In Jesus audience, there lives were different than ours when it comes to light. They didn’t have electricity to just turn lights on and off. They were more dependent on natural light and candles. In the example Jesus uses, first he talks about a city that is on a hill and you can’t really hide it. They were living in a place where the Roman lifestyle was always in front of them. One of the more significant things the Romans brought to their cities were the many temples and shrines they built to their gods. Most of the buildings were made of limestone. People could see the buildings on a hill like the Parthenon or the Temple of Diana. These limestone buildings absorbed the light all day long and it penetrated the stone so that as the sun went down, they appeared to glow. They also reflected the moonlight and you could see these buildings almost all night long. They got this picture because it was right in front of them everyday.
Also, since they had no electricity, light in the form of candles and torches were important because without them, they would have nothing to light their homes so you might as well go to bed because it was dark. You wouldn’t waste your candles because they were valuable and important so the idea of lighting one and putting under a bowl was ridiculous, it was a waste.
We don’t really have this as much anymore because we have light on all around us.
Ex. 40 years ago you could go from Brentwood to Antioch to Oakley to Pittsburg, etc, and the towns were distinct because in between the towns it was dark. Now the towns run together and you don’t know when you leave one town and enter another. But think about all the lights we leave on during a night.
The Light In You
So Jesus is using this theme of light because everyone gets it and he takes it a step further by telling them that they are light. That’s how he starts this passage. How is that? I think Jesus helps us get this in another passage we find in John 8:
“When Jesus spoke again to the people, he said, ‘I am the light of the world. Whoever follows me will never walk in darkness, but will have the light of life.’” John 8:12
Remember one of the metaphors we mentioned earlier was that Jesus is light and it’s in contrast to Satan who is the Prince of Darkness. What Jesus is saying is that HE is the light and we have that same light in us if we accept him. We are a living demonstration of the arrival of the kingdom of heaven and of God. Our light is the light that Jesus brings to our lives.
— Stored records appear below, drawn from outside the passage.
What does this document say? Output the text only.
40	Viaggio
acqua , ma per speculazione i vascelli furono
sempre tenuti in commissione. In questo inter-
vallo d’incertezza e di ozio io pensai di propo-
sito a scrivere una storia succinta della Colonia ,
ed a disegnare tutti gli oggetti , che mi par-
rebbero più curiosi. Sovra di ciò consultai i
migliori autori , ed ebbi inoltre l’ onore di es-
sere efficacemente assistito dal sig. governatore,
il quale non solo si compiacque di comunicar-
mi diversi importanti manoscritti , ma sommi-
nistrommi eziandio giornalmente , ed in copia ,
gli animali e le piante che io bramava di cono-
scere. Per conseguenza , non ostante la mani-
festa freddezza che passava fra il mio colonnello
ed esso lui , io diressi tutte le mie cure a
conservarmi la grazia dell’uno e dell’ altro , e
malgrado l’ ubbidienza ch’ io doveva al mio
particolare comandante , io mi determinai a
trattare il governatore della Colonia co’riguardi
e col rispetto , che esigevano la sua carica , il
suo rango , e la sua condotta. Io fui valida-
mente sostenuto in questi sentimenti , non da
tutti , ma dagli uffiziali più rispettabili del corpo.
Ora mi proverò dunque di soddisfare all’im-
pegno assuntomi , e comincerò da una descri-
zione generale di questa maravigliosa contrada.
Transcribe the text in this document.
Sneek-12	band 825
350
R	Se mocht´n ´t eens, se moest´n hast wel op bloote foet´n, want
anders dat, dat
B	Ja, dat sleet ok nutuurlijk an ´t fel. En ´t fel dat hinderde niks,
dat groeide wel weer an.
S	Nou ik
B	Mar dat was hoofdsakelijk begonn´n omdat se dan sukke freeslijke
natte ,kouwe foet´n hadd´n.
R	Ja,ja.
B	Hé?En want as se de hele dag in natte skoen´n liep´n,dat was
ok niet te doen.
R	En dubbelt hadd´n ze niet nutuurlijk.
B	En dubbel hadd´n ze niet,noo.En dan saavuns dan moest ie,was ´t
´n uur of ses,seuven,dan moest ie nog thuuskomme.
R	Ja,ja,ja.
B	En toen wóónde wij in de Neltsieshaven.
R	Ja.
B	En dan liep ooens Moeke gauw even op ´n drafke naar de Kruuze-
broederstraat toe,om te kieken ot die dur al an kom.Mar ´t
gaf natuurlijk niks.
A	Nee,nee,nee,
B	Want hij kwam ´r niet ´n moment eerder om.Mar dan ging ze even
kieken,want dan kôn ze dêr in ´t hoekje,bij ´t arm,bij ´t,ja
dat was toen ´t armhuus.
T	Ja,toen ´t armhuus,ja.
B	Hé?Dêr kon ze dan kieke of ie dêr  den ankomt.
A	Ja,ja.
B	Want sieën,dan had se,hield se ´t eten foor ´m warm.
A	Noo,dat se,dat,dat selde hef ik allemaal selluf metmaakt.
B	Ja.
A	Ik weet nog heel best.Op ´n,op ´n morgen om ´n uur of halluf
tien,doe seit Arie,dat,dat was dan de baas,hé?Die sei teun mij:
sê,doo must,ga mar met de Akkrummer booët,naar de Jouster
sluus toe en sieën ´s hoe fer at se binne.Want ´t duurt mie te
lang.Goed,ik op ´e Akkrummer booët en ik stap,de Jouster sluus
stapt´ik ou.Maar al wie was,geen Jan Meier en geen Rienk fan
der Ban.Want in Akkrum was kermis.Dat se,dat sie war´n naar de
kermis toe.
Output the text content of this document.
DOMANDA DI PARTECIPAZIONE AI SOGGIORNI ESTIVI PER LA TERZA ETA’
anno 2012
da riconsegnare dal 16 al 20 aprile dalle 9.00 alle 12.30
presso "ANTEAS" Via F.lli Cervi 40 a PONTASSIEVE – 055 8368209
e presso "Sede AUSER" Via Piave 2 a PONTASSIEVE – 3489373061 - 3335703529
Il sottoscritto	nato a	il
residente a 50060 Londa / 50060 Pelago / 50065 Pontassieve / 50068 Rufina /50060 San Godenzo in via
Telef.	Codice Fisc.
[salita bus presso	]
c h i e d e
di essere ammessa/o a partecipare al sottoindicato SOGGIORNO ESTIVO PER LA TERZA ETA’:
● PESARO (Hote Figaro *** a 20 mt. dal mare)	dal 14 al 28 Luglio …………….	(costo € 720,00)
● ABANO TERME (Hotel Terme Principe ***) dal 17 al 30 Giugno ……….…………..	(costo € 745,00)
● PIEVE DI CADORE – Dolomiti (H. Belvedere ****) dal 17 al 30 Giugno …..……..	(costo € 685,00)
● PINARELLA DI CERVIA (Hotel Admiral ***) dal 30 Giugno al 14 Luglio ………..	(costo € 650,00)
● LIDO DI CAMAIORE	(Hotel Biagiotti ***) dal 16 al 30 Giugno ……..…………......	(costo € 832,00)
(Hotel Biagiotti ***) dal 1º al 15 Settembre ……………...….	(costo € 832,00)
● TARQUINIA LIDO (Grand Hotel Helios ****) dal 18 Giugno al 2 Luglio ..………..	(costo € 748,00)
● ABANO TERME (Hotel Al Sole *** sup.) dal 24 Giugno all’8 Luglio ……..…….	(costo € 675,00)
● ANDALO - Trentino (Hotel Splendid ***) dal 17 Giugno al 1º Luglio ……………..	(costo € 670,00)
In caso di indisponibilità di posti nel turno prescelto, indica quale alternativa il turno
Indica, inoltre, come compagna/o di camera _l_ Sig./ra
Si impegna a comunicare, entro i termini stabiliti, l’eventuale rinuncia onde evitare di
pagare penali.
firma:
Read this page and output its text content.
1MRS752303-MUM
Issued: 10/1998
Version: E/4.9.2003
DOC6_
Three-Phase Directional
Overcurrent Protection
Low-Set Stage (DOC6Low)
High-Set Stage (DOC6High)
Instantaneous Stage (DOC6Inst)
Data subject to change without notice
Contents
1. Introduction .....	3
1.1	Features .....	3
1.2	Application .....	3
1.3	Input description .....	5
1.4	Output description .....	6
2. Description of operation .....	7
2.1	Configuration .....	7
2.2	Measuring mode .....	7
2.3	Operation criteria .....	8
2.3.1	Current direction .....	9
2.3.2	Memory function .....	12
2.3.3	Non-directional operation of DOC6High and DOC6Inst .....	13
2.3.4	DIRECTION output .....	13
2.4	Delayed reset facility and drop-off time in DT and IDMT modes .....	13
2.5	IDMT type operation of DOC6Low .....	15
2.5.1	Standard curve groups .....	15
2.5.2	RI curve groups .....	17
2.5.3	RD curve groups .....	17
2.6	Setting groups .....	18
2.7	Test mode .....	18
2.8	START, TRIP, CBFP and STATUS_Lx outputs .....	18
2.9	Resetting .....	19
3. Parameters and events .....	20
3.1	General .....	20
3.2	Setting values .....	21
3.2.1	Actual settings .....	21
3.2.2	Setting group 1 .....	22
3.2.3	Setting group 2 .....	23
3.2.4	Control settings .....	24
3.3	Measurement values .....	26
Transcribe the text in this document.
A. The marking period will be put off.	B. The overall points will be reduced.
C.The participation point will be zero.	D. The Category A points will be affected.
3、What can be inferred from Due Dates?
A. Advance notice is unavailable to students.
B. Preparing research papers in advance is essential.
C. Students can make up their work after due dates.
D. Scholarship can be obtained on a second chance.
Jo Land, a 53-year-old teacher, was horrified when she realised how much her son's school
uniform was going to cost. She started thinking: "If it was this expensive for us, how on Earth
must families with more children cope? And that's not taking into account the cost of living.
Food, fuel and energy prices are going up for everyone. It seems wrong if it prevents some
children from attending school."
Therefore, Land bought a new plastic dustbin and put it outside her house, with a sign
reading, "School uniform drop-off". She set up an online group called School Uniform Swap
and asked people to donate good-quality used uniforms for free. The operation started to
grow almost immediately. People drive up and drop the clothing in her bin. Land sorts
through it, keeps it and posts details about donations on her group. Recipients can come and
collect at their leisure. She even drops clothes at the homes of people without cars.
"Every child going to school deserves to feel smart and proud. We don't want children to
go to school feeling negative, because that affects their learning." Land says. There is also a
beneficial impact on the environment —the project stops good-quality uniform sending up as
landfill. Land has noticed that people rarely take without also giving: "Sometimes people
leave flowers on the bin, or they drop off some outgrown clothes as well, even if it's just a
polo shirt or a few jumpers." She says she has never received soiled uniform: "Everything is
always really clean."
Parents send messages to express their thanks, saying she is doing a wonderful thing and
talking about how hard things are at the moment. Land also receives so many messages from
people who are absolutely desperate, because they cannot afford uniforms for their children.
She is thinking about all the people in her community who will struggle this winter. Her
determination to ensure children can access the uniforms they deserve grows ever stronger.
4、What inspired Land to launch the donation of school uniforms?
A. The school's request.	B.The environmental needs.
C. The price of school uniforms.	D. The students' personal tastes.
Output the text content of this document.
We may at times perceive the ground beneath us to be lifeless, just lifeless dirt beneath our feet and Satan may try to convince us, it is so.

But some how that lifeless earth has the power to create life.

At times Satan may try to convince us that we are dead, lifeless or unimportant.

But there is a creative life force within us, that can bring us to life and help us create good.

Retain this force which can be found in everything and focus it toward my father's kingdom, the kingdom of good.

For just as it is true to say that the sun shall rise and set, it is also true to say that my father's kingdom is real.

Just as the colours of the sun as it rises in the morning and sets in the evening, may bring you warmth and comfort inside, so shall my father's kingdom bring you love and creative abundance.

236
The moon, it doesn‘t have light in and of itself, its light is a reflection of the sun. SO Jesus is the sun/son and we are moon reflecting that light, so to speak.
The Important Properties of Light
For us to really grasp what Jesus is saying here, we take this idea of us having light and reflecting the light of Jesus and then see what I looks like in our lives. We can get this by looking at the important properties of light and how they reflect in our everyday walk.
First, light is something that reveals what is there. In the case of our spiritual lives, it reveals our sin and helps us life in a way that is best for us because God always has our best in mind. In 1 Cor. 4:5 Paul wrote:
“He will bring to light what is hidden in darkness and will expose the motives of the heart.” 1 Cor. 4:5
We have things in us that are not good for us and hinder us from living a joyful fulfilling life. God brings those things to light and helps us see those things that harm and hinder us. Another word for this is illuminate.
Ex. I was moving a piece of wood this week. I got a splinter. I knew it was there, I could feel it and it was uncomfortable but it was hard to see. So what I did was go outside where there was more light and it allowed me to see the splinter. I was then able to get it out. As long as that splinter was in there, my hand didn’t feel right and it was uncomfortable working. Once it was out, I was good to go again my hand felt right.
Light is important because it reveals. Job put it well when he was talking with his “friends” in Job 12:22:
“He reveals the deep things of darkness and brings utter darkness into the light.” Job 12:22
God’s light reveals those things in us that need to be removed and that darkness is replace with his light.
When those things that don’t need to be there are gone, we are now open for a second property of light to work and that is light that guides us. David wrote in Psalm 119:105:
“Your word is a lamp for my feet, a light on my path.” Psalm 119:105
God’s ways are the best way for us and when we live in his path that his light guides us in, we find the peace and joy that god wants for us and desires us to have. God sets our life up for good. His plan for us is for good, not for harm, to give us a future and a hope (Jer. 29:11). He is faithful to that and will not change. We change, we disobey, we wander but He is faithful. Psalm 43:3:
“Send me your light and your faithful care, let them lead me…” Psalm 43:3
His light lives in us to lead us and guide us.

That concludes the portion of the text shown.